It took a while for me to accept that my self-quarantine came with some benefits, and to learn to quiet the judgmental voices in my head telling me that I have to quickly figure out how to get my career back on track and travel the world on a non-existent, urgent time frame. This time has granted me the opportunity to get to know myself, improve and prioritize my sleep, release ties to technology and social media, replace fears with courage, gain self-acceptance, let go of perfectionisms, learn self-compassion, and live in gratitude.
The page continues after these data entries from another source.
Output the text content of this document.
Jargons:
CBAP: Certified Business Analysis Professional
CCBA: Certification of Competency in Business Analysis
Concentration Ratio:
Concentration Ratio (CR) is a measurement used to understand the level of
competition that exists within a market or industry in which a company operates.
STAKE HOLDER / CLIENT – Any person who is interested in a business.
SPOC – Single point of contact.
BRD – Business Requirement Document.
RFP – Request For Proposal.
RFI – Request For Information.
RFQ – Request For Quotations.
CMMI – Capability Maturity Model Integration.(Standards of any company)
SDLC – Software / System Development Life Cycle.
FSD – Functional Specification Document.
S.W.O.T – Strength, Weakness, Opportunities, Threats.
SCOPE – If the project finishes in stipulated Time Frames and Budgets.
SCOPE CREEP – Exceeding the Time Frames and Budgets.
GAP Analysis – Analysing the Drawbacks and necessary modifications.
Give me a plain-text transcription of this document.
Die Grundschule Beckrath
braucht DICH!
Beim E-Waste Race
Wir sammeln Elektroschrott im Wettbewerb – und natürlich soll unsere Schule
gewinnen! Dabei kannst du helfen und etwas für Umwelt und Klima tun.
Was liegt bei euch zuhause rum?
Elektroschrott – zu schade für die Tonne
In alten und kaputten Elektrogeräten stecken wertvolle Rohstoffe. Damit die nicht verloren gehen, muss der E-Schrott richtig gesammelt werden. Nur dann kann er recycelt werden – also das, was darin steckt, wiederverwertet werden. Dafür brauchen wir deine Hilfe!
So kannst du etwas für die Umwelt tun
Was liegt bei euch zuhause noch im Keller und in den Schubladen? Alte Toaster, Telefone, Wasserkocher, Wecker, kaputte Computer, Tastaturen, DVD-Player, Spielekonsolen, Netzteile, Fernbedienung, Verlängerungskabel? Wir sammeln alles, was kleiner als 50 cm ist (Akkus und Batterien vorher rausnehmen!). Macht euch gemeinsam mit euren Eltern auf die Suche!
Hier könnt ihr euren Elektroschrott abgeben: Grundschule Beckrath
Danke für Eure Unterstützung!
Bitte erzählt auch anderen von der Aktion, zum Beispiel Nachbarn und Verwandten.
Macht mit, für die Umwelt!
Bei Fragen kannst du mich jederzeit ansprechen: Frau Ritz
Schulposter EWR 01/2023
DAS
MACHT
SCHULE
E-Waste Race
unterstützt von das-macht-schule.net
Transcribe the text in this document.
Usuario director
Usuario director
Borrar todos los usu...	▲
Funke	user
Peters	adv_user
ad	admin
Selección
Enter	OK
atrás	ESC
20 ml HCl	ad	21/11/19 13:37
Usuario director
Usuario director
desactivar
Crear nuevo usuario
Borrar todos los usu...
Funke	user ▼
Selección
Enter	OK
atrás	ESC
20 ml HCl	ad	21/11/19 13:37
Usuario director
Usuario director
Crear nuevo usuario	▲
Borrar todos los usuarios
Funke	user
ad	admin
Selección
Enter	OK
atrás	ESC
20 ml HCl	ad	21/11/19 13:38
The April after my concussion, David proposed to me (YAY!!). I knew it was coming (I designed the ring!), and it DEFINITELY helped my mood to have something sparkly to stare at. My concussion had brought back some previously resolved vision problems, so I started planning our wedding with broken eyes and an impaired neurological system. As time passed, I became increasingly nervous about how I would be able to manage our celebratory weekend; for the months leading up to it, I could rarely leave the house. Our wedding was absolutely stunning and magical — and thanks to all the adrenaline pumping through my body, I got through it without any major symptoms! I still need to remind my inner critic that the minor imperfections no one else noticed don’t matter — and that I planned my dream wedding to my dream man while struggling deeply (though imperceptibly to most) from my concussion and a complex constellation of conditions.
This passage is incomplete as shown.